After the Gophers beat Purdue on the last Saturday of September, Yahoo Sports posed the question on Twitter:

"Are you ready to live in a world where Minnesota could be 8-0?"

A photo of the Gophers' October schedule accompanied the tweet, showing struggling opponents Illinois, Nebraska, Rutgers and Maryland. The next week in a news conference after beating Illinois, that question came again, in so many words — this time directly to coach P.J. Fleck.

Fleck flashed back to that moment after his No. 13 team beat Maryland 52-10 a week ago, realizing its apparent destiny to become undefeated at 8-0 for the first time since 1941.

"I'm sitting there thinking, 'That is so far away,' " Fleck said. "But if we would have focused on that, we would not be where we're at."

The Gophers have taken the old cliché of taking it one game at a time right into their biggest game in decades, when No. 5 Penn State, also undefeated, comes to TCF Bank Stadium on Saturday. With the Gophers holding a two-game lead in the Big Ten West and riding a 10-game winning streak dating back to last season, some fans are already thinking ahead to the Big Ten Championship Game, or the Rose Bowl, or even the College Football Playoff semifinals.

But Penn State is just the first in a torrent of trials the Gophers will face in November. August through October featured a softer schedule and opponents with key injuries. That all changes, starting this week.

"Most people are waiting to see this Penn State game to find out [if the Gophers are the real deal]," said Glen Mason, former Gophers coach and current Big Ten Network analyst. "… I think most people would agree: This is the first real test."

After Penn State, the Gophers travel to No. 19 Iowa, where they haven't won since 1999. They then go to Northwestern, a 1-6 team that the Gophers haven't beaten in the past two years, including a 39-0 drubbing at Ryan Field in 2017. The Gophers finish the regular season at home against No. 18 Wisconsin, a rival primed for revenge after the Gophers won Paul Bunyan's Axe for the first time in 14 years last season.

Penn State, Iowa and Wisconsin all rank in the top six of scoring defenses. They also present formidable quarterbacks such as Penn State's Sean Clifford and Iowa's Nate Stanley. That's something the Gophers haven't yet encountered this year, from breaking in a new quarterback in the opener against South Dakota State to injuring Purdue's Elijah Sindelar early in the game to Nebraska's Adrian Martinez sitting out the Gophers matchup after hurting a leg the previous week. Meanwhile, the Gophers have been able to avoid major injury, minus quarterback Zack Annexstad's loss early in training camp.

Ahead of the Gophers' current bye week, Fleck reflected on "quirky little things" that have defined the Gophers' season.
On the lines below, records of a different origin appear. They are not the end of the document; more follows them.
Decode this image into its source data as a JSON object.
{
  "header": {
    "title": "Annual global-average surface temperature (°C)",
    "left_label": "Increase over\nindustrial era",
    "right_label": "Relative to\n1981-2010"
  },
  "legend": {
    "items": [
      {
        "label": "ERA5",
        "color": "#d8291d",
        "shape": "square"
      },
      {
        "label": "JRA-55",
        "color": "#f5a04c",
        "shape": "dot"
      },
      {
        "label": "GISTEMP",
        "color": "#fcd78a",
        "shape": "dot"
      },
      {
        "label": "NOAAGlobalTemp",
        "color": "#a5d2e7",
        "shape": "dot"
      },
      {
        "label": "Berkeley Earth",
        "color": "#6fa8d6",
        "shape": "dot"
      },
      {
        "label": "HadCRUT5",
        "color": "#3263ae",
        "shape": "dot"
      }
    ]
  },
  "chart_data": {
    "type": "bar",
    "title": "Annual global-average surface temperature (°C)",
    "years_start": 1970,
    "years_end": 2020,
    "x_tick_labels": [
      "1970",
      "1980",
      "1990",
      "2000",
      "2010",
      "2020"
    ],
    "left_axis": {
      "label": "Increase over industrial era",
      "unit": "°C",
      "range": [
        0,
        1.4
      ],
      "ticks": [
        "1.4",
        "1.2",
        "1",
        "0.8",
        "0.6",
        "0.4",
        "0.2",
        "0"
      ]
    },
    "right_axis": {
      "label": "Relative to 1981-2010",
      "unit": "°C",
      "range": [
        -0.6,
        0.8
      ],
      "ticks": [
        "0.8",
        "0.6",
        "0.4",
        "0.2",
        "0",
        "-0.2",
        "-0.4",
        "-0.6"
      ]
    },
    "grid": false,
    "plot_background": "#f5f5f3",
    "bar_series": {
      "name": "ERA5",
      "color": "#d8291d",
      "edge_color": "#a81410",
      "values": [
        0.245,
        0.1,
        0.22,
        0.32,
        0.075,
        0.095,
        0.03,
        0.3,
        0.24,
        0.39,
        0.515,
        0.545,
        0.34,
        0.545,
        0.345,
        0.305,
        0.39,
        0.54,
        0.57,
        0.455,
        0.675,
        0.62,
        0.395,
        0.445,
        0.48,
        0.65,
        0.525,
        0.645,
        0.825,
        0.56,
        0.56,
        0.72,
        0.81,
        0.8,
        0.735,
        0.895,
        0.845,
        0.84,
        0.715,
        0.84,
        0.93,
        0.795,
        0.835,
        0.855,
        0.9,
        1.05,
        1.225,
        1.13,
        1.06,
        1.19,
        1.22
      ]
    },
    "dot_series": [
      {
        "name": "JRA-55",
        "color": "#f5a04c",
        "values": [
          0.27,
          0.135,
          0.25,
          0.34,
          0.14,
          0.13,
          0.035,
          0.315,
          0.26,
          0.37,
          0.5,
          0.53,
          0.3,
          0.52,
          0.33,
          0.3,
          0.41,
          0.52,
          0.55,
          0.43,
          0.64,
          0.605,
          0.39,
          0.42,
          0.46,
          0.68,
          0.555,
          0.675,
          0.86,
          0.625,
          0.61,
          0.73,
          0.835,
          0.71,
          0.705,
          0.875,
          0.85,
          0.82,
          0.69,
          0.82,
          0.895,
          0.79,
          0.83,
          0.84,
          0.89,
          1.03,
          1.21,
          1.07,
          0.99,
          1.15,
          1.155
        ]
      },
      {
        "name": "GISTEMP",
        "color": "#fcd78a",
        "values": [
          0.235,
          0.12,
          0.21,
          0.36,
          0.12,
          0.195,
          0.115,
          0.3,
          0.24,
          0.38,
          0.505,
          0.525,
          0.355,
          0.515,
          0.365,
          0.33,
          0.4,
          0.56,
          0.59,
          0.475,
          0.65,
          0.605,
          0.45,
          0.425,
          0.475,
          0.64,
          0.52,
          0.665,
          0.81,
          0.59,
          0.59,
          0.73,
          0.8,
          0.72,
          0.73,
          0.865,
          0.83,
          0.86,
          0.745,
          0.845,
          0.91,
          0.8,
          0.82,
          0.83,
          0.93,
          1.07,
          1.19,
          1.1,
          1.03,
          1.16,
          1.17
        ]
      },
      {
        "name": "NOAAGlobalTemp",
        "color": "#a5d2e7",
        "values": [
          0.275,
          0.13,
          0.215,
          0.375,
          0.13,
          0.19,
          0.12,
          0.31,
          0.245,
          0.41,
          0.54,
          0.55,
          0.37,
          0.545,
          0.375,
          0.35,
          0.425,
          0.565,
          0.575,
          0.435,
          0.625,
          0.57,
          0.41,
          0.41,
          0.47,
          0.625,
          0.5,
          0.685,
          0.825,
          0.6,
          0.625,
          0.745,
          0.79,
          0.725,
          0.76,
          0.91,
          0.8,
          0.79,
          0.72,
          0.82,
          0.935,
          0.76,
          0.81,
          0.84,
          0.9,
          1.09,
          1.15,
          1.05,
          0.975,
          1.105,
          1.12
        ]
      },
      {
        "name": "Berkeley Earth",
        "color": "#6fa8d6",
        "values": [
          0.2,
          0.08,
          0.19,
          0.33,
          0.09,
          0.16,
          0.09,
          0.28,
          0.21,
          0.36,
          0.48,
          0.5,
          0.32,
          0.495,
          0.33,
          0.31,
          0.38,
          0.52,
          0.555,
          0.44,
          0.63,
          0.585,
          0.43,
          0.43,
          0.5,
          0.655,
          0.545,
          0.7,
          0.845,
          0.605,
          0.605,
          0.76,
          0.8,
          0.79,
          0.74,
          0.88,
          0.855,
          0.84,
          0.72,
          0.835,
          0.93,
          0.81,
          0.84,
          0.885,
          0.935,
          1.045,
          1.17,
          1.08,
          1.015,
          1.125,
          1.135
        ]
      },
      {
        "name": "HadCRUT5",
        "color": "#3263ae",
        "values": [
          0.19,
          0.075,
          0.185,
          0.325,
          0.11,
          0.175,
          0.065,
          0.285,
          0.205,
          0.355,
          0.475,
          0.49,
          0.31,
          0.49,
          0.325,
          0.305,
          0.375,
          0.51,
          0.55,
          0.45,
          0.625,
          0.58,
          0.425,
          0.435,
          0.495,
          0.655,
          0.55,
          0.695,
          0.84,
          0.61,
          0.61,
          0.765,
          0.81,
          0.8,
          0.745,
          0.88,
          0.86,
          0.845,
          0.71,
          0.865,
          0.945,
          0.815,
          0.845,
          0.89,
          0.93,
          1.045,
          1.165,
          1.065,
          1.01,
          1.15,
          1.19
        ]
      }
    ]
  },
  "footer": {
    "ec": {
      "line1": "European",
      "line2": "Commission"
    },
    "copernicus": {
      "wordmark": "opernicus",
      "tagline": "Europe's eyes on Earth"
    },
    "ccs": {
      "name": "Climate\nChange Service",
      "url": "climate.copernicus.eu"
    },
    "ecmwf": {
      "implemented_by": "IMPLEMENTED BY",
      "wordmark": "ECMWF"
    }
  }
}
The backup quarterback trend is one. The Big Ten West not being as competitive as anticipated, with Nebraska, a popular pick to win, underperforming and Wisconsin dropping a shocker to lowly Illinois. Of all the Gophers' previous opponents, only Georgia Southern and FCS team South Dakota State have winning records now.

But the Gophers have also enacted their own miracles, from Rashod Bateman's one-handed catches to a forced fumble giving the Gophers a chance to win in the season opener, to Chris Autman-Bell wearing a size 11 instead of 13 shoe to keep his overtime-forcing catch inbounds at Fresno State.
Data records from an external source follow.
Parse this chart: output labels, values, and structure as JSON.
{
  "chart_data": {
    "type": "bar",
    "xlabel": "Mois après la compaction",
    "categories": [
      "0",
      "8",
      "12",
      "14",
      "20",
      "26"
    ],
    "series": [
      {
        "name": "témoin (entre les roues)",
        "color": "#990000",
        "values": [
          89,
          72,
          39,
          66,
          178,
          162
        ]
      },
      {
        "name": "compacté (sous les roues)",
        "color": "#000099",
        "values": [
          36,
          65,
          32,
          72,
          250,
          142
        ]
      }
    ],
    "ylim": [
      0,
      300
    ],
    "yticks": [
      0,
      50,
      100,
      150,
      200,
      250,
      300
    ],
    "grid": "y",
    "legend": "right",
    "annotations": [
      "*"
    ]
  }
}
"There's hundreds of plays that I can think of that really made the season what it is," Fleck said. "And when you have a season like this, you're going to have to have plays like that. And this seems to be one of those years leading up to this point."

Mason said he was disappointed with how the Gophers started the season, languishing in close nonconference wins while the run game stalled. But after the Big Ten opener, the Gophers now are beating conference foes in blowout fashion with an unstoppable rush.
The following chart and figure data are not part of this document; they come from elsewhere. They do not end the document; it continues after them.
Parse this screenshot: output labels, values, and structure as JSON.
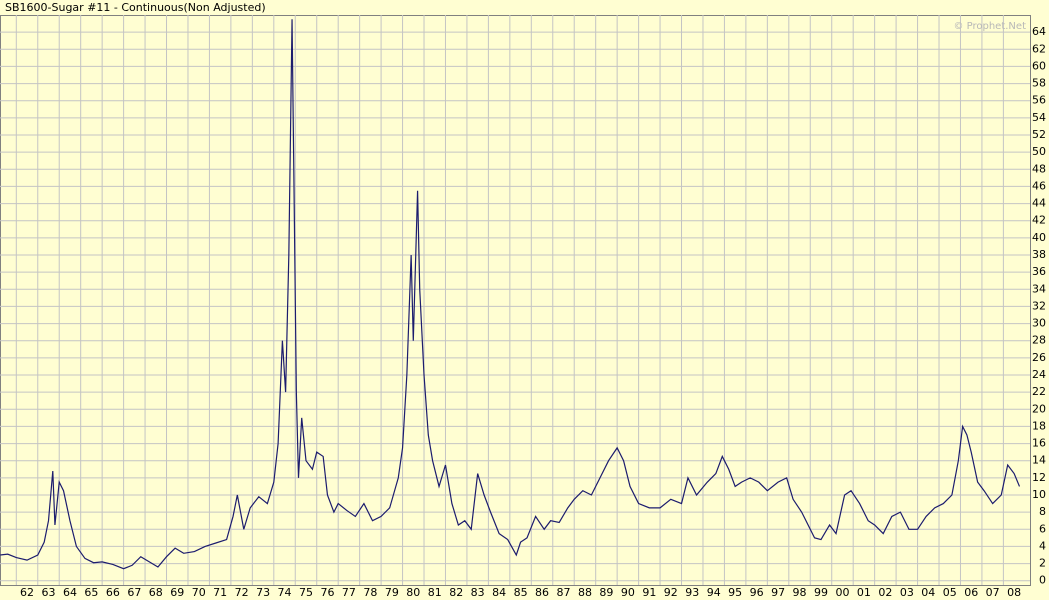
{
  "chart_data": {
    "type": "line",
    "title": "SB1600-Sugar #11 - Continuous(Non Adjusted)",
    "watermark": "© Prophet.Net",
    "color": "#1c1c6e",
    "grid": true,
    "x": [
      1961.25,
      1961.6,
      1962.0,
      1962.5,
      1963.0,
      1963.3,
      1963.5,
      1963.7,
      1963.8,
      1964.0,
      1964.2,
      1964.5,
      1964.8,
      1965.2,
      1965.6,
      1966.0,
      1966.5,
      1967.0,
      1967.4,
      1967.8,
      1968.2,
      1968.6,
      1969.0,
      1969.4,
      1969.8,
      1970.3,
      1970.8,
      1971.3,
      1971.8,
      1972.1,
      1972.3,
      1972.6,
      1972.9,
      1973.3,
      1973.7,
      1974.0,
      1974.2,
      1974.4,
      1974.55,
      1974.7,
      1974.85,
      1974.95,
      1975.05,
      1975.15,
      1975.3,
      1975.5,
      1975.8,
      1976.0,
      1976.3,
      1976.5,
      1976.8,
      1977.0,
      1977.4,
      1977.8,
      1978.2,
      1978.6,
      1979.0,
      1979.4,
      1979.8,
      1980.0,
      1980.2,
      1980.4,
      1980.5,
      1980.7,
      1980.8,
      1981.0,
      1981.2,
      1981.4,
      1981.7,
      1982.0,
      1982.3,
      1982.6,
      1982.9,
      1983.2,
      1983.5,
      1983.8,
      1984.1,
      1984.5,
      1984.9,
      1985.3,
      1985.5,
      1985.8,
      1986.2,
      1986.6,
      1986.9,
      1987.3,
      1987.7,
      1988.0,
      1988.4,
      1988.8,
      1989.2,
      1989.6,
      1990.0,
      1990.3,
      1990.6,
      1991.0,
      1991.5,
      1992.0,
      1992.5,
      1993.0,
      1993.3,
      1993.7,
      1994.2,
      1994.6,
      1994.9,
      1995.2,
      1995.5,
      1995.8,
      1996.2,
      1996.6,
      1997.0,
      1997.5,
      1997.9,
      1998.2,
      1998.6,
      1998.9,
      1999.2,
      1999.5,
      1999.9,
      2000.2,
      2000.6,
      2000.9,
      2001.3,
      2001.7,
      2002.0,
      2002.4,
      2002.8,
      2003.2,
      2003.6,
      2004.0,
      2004.4,
      2004.8,
      2005.2,
      2005.6,
      2005.9,
      2006.1,
      2006.3,
      2006.5,
      2006.8,
      2007.1,
      2007.5,
      2007.9,
      2008.2,
      2008.5,
      2008.75
    ],
    "values": [
      3.0,
      3.1,
      2.7,
      2.4,
      3.0,
      4.5,
      7.0,
      12.8,
      6.5,
      11.5,
      10.5,
      7.0,
      4.0,
      2.6,
      2.1,
      2.2,
      1.9,
      1.4,
      1.8,
      2.8,
      2.2,
      1.6,
      2.8,
      3.8,
      3.2,
      3.4,
      4.0,
      4.4,
      4.8,
      7.5,
      10.0,
      6.0,
      8.5,
      9.8,
      9.0,
      11.5,
      16.0,
      28.0,
      22.0,
      38.0,
      65.5,
      44.0,
      22.0,
      12.0,
      19.0,
      14.0,
      13.0,
      15.0,
      14.5,
      10.0,
      8.0,
      9.0,
      8.2,
      7.5,
      9.0,
      7.0,
      7.5,
      8.5,
      12.0,
      15.5,
      24.0,
      38.0,
      28.0,
      45.5,
      34.0,
      24.0,
      17.0,
      14.0,
      11.0,
      13.5,
      9.0,
      6.5,
      7.0,
      6.0,
      12.5,
      10.0,
      8.0,
      5.5,
      4.8,
      3.0,
      4.5,
      5.0,
      7.5,
      6.0,
      7.0,
      6.8,
      8.5,
      9.5,
      10.5,
      10.0,
      12.0,
      14.0,
      15.5,
      14.0,
      11.0,
      9.0,
      8.5,
      8.5,
      9.5,
      9.0,
      12.0,
      10.0,
      11.5,
      12.5,
      14.5,
      13.0,
      11.0,
      11.5,
      12.0,
      11.5,
      10.5,
      11.5,
      12.0,
      9.5,
      8.0,
      6.5,
      5.0,
      4.8,
      6.5,
      5.5,
      10.0,
      10.5,
      9.0,
      7.0,
      6.5,
      5.5,
      7.5,
      8.0,
      6.0,
      6.0,
      7.5,
      8.5,
      9.0,
      10.0,
      14.0,
      18.0,
      17.0,
      15.0,
      11.5,
      10.5,
      9.0,
      10.0,
      13.5,
      12.5,
      11.0
    ],
    "xlim": [
      1961.24,
      2009.24
    ],
    "ylim": [
      -0.5,
      66
    ],
    "yticks": [
      0,
      2,
      4,
      6,
      8,
      10,
      12,
      14,
      16,
      18,
      20,
      22,
      24,
      26,
      28,
      30,
      32,
      34,
      36,
      38,
      40,
      42,
      44,
      46,
      48,
      50,
      52,
      54,
      56,
      58,
      60,
      62,
      64
    ],
    "xticks": [
      {
        "value": 1962,
        "label": "62"
      },
      {
        "value": 1963,
        "label": "63"
      },
      {
        "value": 1964,
        "label": "64"
      },
      {
        "value": 1965,
        "label": "65"
      },
      {
        "value": 1966,
        "label": "66"
      },
      {
        "value": 1967,
        "label": "67"
      },
      {
        "value": 1968,
        "label": "68"
      },
      {
        "value": 1969,
        "label": "69"
      },
      {
        "value": 1970,
        "label": "70"
      },
      {
        "value": 1971,
        "label": "71"
      },
      {
        "value": 1972,
        "label": "72"
      },
      {
        "value": 1973,
        "label": "73"
      },
      {
        "value": 1974,
        "label": "74"
      },
      {
        "value": 1975,
        "label": "75"
      },
      {
        "value": 1976,
        "label": "76"
      },
      {
        "value": 1977,
        "label": "77"
      },
      {
        "value": 1978,
        "label": "78"
      },
      {
        "value": 1979,
        "label": "79"
      },
      {
        "value": 1980,
        "label": "80"
      },
      {
        "value": 1981,
        "label": "81"
      },
      {
        "value": 1982,
        "label": "82"
      },
      {
        "value": 1983,
        "label": "83"
      },
      {
        "value": 1984,
        "label": "84"
      },
      {
        "value": 1985,
        "label": "85"
      },
      {
        "value": 1986,
        "label": "86"
      },
      {
        "value": 1987,
        "label": "87"
      },
      {
        "value": 1988,
        "label": "88"
      },
      {
        "value": 1989,
        "label": "89"
      },
      {
        "value": 1990,
        "label": "90"
      },
      {
        "value": 1991,
        "label": "91"
      },
      {
        "value": 1992,
        "label": "92"
      },
      {
        "value": 1993,
        "label": "93"
      },
      {
        "value": 1994,
        "label": "94"
      },
      {
        "value": 1995,
        "label": "95"
      },
      {
        "value": 1996,
        "label": "96"
      },
      {
        "value": 1997,
        "label": "97"
      },
      {
        "value": 1998,
        "label": "98"
      },
      {
        "value": 1999,
        "label": "99"
      },
      {
        "value": 2000,
        "label": "00"
      },
      {
        "value": 2001,
        "label": "01"
      },
      {
        "value": 2002,
        "label": "02"
      },
      {
        "value": 2003,
        "label": "03"
      },
      {
        "value": 2004,
        "label": "04"
      },
      {
        "value": 2005,
        "label": "05"
      },
      {
        "value": 2006,
        "label": "06"
      },
      {
        "value": 2007,
        "label": "07"
      },
      {
        "value": 2008,
        "label": "08"
      }
    ]
  }
}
That steady improvement has Mason feeling like the Gophers are "optimistically as ready as they could be" for the month they have ahead, referencing an old college football adage of "pretend in October and contend in November."

Fellow Big Ten Network analyst Gerry DiNardo thought back to the 2016 season, before Fleck became coach, when the Gophers were a nine-win team but lost to three of their upcoming opponents: Penn State, Iowa and Wisconsin.

"They're good. Better than we've expected. But they've been here before," DiNardo said. "And if it's going to be any different than Tracy Claeys' last year, we're going to find out … in the tough November."

Even if the Gophers fall short of a dream season, DiNardo sees Minnesota's future as "much more promising" than years past.

"[Fleck] obviously has a plan," he said. "He's got a culture. He's got all that. And I think that's really exciting. Whereas, even when Tracy won nine games, I didn't really see a great future. Now, I see a great future."